Probabilidad moral: de «lo probable» a «lo plausible»

Otro aspecto en el que la obra histórica de Jonsen y Toulmin es especialmente citada es el modo en que cambia el significado de «probable» en la moral. En un estudio sobre revisiones contemporáneas de la conciencia, se recoge una formulación según la cual, en la «segunda escolástica», se habría producido una confusión: ideas antes más precisas se reinterpretan.

Se afirma que:

  • Las ideas de «opinión» y «duda» se vuelven confusas.

  • Proposiciones que antes no podían requerir una adhesión sin más, llegan a llamarse «probables» si son «plausibles» o «posiblemente verdaderas».
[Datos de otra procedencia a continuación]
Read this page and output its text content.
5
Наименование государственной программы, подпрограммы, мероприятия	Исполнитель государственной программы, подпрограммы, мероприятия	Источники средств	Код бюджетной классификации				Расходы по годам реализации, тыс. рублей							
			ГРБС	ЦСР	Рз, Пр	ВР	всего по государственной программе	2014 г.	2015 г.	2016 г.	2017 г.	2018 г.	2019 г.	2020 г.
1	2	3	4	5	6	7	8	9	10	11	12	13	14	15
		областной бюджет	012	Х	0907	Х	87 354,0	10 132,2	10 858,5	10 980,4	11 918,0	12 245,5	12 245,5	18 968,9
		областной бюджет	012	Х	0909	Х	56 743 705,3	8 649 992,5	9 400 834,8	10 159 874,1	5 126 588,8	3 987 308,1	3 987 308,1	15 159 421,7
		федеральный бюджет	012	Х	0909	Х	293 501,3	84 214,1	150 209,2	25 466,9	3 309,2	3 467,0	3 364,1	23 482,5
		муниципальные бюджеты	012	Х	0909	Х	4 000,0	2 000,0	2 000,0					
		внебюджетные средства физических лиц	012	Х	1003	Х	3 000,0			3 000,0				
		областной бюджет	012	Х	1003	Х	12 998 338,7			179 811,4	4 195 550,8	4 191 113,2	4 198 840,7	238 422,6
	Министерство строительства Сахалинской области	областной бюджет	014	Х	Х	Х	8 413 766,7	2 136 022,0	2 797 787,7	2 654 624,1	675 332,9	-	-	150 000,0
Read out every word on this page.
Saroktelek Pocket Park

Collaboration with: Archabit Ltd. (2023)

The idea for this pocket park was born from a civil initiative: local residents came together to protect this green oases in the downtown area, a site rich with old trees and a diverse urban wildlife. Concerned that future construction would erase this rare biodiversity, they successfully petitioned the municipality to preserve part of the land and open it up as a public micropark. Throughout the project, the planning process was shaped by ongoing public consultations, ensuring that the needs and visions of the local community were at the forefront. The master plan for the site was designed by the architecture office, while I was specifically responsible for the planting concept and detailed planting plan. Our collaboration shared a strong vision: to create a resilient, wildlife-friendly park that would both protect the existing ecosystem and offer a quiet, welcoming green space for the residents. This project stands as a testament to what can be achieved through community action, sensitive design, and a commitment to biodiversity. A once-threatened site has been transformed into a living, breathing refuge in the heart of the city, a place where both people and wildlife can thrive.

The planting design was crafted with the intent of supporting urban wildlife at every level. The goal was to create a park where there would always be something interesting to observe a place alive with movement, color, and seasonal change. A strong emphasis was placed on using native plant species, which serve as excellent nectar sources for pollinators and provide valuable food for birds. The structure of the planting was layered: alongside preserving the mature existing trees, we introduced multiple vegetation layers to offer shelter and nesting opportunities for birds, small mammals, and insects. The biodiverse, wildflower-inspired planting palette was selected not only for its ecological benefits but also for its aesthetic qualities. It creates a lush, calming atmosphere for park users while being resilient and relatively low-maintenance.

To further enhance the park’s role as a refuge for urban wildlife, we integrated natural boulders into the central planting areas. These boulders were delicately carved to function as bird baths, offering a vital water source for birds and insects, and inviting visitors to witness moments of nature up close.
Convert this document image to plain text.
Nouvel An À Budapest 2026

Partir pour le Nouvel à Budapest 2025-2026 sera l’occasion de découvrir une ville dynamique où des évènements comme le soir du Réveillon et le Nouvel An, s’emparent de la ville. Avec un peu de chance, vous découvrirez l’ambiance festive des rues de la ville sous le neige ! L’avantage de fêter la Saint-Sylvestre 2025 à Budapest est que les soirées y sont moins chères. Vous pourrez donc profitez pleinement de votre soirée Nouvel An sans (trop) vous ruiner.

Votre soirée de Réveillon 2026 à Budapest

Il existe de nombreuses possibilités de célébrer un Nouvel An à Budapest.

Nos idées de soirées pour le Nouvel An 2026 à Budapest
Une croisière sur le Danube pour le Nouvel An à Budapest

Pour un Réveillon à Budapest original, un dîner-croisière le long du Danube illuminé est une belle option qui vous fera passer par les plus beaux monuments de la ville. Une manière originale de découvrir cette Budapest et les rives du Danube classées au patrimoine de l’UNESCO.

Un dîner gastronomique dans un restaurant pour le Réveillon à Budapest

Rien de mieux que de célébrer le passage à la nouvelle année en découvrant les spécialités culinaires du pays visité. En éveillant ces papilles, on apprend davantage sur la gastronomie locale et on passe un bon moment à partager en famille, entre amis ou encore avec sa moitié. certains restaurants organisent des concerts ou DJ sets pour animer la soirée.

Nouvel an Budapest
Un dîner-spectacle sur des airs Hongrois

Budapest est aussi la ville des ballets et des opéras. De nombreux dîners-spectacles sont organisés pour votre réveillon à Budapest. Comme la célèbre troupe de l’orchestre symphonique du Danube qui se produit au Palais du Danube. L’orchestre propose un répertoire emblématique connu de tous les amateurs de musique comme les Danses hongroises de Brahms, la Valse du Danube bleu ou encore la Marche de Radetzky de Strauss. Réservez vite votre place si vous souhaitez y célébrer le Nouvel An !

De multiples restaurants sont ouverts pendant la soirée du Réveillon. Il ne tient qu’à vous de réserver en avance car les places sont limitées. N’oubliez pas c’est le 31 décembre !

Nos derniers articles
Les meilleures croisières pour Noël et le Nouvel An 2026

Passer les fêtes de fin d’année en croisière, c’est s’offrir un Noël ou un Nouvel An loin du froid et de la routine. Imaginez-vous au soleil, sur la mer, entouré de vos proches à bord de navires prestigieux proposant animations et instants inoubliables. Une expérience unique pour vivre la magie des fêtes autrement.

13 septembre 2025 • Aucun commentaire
  • Como resultado, muchas opiniones se consideran «probables» en el sentido de «capaces de suscitar asentimiento», aunque no con certeza.3

En ese mismo marco, se explica que «probable» llega a significar «justificable» o «creíble», no simplemente «verdadero con alta aproximación», y esto altera el modo de orientar decisiones morales cuando el conocimiento es incompleto.3

Para la teología moral católica, esta discusión importa porque la prudencia exige discernimiento, pero no equivale a convertir la incertidumbre en una licencia para actuar como si nada importara: lo probable debe interpretarse en relación con la verdad y con la rectitud del acto deliberado.3

Aplicación de la ley: el Concilio Vaticano II y el peso de las circunstancias

Una cuestión frecuente en la recepción pública del tema moral es si la Iglesia «tiene respuestas para todo» o si, por el contrario, debe limitarse a principios generales. En una explicación teológica que cita el Concilio, se defiende que la Iglesia, al ser «guardiana del depósito» de la fe y de la palabra de Dios, toma principios religiosos y morales del mismo, pero no siempre tiene una respuesta ya preparada para cada pregunta particular.

En particular, se cita el texto conciliar que reconoce que:

  • La visión cristiana puede sugerir «soluciones específicas» en circunstancias concretas.

  • Sin embargo, «legítimamente» puede ocurrir que con igual sinceridad los fieles discrepen.4

La misma reflexión añade una nota metodológica: los intérpretes deben tener en cuenta «las circunstancias cambiables» propias de los problemas especiales tratados, lo cual se vincula a la idea de que una moral viva atiende al mundo real sin traicionar los principios.4

En relación con Jonsen, este punto ayuda a leer la casuística como herramienta de aplicación: el método no pretende sustituir la ley moral por la circunstancia, sino estudiar cómo la circunstancia participa en el juicio práctico.4,2

Recepción contemporánea: utilidad y límites de una «historia» de la casuística

La obra histórica atribuida a Jonsen en estos debates se considera «altamente útil» como reconstrucción del razonamiento moral. Pero también se recuerda que toda recuperación histórica exige discernir entre:

  • casuística como método de prudencia,

  • y casuística como excusa (cuando la conciencia se usa para eludir la ley moral).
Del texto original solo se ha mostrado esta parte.